Una cualidad básica de las leyes humanas es que deben de ser justas. Desde la perspectiva cristiana, la ley humana puede considerarse de alguna manera como un derivado de la ley eterna, siempre y cuando sea conforme a la razón y respete la dignidad de la persona. Así, los cristianos deberíamos distinguirnos tanto por el aprecio a las leyes que emanan de la autoridad, como por señalar, en cambio, las leyes inicuas, pues una ley inicua resulta ser en verdad un acto de violencia, como lo enseñaba Tomás de Aquino, en el siglo XIII y lo recoge actualmente la enseñanza eclesial.
Que la ley humana derive de la eterna significa que por ser Dios la causa primera del universo es en él donde finalmente el ser humano encuentra su fundamento en lo individual y en lo social. En consecuencia, fuera del caso de las leyes inicuas, la obediencia a las leyes es una exigencia moral.
Si bien en la democracia el pueblo es considerado soberano, esto no significa que pueda, a capricho, dispensar a los gobernantes del cumplimiento de la ley u obligarlos a cumplirla, mucho menos, que éstos tengan que consultar al pueblo para determinar seguir la ley o no seguirla. Actuar de ese modo significaría debilitar seriamente los cimientos en los que se apoya la misma democracia.

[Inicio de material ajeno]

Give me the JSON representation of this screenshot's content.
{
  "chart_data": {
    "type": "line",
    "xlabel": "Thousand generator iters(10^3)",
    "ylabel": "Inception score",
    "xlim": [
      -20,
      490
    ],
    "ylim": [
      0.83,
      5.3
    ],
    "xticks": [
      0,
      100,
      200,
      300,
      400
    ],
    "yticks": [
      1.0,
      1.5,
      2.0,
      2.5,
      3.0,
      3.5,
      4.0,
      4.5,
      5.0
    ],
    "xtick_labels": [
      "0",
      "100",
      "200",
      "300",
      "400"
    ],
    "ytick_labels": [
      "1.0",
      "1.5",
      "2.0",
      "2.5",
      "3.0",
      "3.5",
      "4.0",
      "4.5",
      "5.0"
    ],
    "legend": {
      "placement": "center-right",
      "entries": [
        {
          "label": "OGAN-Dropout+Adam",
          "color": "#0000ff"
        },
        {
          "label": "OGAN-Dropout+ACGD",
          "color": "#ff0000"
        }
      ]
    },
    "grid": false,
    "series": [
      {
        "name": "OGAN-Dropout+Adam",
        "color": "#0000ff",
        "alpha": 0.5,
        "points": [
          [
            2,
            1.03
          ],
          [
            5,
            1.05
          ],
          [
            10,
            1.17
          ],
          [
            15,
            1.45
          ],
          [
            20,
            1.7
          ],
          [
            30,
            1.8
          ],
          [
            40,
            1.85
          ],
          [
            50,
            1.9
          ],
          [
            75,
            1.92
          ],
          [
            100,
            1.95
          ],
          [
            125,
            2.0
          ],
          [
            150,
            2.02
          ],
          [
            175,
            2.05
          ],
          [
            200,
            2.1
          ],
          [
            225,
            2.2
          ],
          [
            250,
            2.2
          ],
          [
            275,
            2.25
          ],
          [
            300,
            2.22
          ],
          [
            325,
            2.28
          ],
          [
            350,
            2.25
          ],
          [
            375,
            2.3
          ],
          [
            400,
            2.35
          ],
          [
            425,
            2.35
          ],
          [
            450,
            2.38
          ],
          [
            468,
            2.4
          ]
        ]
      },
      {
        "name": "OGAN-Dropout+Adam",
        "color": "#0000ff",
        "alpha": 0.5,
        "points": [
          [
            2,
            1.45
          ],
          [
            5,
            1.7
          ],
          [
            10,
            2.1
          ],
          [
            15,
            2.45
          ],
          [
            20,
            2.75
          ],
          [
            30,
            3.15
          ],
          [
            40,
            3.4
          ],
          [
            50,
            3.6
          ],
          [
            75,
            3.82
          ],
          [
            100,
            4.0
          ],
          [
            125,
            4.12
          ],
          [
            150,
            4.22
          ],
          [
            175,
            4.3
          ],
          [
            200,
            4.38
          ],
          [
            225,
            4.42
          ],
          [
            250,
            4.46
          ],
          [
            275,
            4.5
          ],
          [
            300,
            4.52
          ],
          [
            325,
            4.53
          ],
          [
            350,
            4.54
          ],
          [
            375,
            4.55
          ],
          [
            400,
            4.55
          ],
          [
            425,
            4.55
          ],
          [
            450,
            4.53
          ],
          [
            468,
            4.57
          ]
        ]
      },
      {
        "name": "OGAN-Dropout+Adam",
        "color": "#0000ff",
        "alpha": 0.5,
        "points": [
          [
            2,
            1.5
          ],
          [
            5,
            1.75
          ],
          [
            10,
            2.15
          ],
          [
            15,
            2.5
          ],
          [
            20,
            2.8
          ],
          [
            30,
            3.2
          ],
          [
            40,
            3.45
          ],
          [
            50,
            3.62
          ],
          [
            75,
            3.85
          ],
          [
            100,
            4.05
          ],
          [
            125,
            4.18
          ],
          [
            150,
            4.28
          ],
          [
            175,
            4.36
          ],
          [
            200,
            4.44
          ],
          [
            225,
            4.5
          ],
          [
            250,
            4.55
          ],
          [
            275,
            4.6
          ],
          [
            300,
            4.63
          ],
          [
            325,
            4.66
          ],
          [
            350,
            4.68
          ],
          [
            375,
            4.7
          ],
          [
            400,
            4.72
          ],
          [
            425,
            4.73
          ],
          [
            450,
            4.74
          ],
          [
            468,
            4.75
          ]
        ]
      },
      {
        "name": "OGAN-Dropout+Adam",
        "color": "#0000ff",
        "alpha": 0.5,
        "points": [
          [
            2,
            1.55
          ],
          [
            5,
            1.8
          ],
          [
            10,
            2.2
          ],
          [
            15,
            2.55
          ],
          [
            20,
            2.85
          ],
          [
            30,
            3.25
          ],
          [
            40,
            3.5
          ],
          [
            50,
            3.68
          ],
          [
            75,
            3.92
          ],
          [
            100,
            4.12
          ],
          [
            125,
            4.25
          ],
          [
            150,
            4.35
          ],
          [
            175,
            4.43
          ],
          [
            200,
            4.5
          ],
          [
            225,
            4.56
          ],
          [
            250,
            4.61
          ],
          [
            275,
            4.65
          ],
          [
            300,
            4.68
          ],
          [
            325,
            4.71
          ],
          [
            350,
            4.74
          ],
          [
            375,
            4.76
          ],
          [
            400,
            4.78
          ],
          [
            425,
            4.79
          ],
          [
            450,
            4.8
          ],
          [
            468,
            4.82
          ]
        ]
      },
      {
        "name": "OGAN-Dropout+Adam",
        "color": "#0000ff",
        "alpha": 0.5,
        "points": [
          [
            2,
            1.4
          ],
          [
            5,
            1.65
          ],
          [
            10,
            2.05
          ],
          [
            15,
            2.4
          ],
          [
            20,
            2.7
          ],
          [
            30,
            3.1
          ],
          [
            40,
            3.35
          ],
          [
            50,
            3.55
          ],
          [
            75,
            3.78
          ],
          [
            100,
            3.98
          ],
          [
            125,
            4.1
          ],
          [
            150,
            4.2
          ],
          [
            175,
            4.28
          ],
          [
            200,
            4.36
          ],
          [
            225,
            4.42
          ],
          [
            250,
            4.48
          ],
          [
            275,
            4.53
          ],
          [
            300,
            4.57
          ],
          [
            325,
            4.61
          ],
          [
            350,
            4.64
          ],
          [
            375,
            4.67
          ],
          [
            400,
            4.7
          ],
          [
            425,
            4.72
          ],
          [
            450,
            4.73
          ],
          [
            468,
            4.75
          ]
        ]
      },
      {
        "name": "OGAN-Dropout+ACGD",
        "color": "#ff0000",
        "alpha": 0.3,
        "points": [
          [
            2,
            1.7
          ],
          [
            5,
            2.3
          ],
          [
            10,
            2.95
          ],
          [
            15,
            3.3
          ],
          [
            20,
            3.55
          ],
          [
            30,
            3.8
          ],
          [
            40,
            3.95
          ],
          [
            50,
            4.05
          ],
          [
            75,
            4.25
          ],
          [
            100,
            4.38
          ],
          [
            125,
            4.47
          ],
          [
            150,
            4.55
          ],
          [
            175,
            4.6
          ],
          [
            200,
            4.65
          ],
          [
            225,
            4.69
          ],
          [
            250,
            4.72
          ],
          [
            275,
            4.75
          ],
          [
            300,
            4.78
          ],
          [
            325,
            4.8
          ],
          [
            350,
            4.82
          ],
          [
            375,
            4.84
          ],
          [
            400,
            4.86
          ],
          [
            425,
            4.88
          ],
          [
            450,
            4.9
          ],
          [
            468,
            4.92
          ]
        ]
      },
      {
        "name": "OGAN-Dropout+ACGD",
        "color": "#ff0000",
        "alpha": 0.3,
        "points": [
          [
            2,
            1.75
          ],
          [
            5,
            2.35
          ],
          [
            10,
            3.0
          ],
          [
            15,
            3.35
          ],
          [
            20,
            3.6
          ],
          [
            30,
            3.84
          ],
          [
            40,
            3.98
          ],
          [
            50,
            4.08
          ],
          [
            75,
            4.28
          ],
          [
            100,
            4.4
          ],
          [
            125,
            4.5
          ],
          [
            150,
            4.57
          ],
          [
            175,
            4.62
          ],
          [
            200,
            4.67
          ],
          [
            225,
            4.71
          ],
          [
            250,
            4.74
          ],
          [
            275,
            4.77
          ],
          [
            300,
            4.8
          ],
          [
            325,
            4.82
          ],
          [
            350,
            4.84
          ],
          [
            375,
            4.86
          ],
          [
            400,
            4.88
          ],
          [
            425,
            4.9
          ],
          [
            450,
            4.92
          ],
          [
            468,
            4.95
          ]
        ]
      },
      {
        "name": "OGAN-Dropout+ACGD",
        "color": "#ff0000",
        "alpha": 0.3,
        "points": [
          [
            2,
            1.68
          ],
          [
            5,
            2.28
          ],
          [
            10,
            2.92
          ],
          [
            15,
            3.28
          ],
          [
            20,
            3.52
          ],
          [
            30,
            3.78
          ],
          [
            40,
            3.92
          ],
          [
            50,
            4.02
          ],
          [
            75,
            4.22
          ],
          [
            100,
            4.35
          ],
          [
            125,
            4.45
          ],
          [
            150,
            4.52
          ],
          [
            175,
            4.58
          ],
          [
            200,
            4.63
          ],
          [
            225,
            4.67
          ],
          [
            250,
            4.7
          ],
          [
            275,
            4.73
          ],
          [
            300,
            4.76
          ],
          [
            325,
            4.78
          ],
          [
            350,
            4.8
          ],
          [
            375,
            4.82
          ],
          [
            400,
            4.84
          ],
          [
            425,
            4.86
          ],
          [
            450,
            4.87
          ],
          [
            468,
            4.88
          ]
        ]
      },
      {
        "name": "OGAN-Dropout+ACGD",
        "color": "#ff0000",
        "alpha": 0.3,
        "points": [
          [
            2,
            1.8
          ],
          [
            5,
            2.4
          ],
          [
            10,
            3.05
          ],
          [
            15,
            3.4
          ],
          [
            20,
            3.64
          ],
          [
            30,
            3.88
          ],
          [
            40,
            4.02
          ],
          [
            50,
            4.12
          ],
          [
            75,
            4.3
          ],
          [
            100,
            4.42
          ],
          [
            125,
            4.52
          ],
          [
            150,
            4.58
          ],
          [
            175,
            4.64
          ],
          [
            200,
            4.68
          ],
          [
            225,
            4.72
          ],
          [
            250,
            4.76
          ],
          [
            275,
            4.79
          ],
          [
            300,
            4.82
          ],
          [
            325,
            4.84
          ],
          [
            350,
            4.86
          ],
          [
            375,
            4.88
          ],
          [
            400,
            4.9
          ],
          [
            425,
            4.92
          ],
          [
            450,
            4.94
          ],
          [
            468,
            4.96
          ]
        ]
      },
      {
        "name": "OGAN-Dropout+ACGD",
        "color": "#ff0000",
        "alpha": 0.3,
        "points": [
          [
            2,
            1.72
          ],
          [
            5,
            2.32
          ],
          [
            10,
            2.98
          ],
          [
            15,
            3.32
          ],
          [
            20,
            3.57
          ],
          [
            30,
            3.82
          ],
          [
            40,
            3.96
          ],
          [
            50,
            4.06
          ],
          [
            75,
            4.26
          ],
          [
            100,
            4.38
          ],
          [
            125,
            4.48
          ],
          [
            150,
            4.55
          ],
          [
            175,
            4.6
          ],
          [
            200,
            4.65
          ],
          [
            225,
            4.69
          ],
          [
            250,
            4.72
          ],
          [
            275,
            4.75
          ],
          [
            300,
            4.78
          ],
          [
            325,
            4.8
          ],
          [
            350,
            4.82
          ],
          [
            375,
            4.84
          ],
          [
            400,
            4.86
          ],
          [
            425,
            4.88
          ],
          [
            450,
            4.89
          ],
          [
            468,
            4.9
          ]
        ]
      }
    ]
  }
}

Para establecer y modificar las leyes se constituye el parlamento, de tal forma que las cámaras legislativas, elegidas por los ciudadanos, -y puede decirse entonces que por el pueblo- siguen para ellos los procesos establecidos. El poder ejecutivo, por su parte, está obligado, moral y jurídicamente, a actuar de acuerdo con el dictado de las leyes, y eso no se necesita consultar con el pueblo.
La vida social necesita las leyes humanas además de las leyes morales. Estas leyes son promulgadas y garantizan, en lo que cabe, que las reglas de conducta que requiere la vida social sean conocidas y apreciadas por todos los ciudadanos.
En nuestro país hace falta una cultura en la que se aprecie el valor auténtico de las leyes. A todos nos parece fácil romperlas o ignorarlas. Comencemos pues a fomentar esa cultura.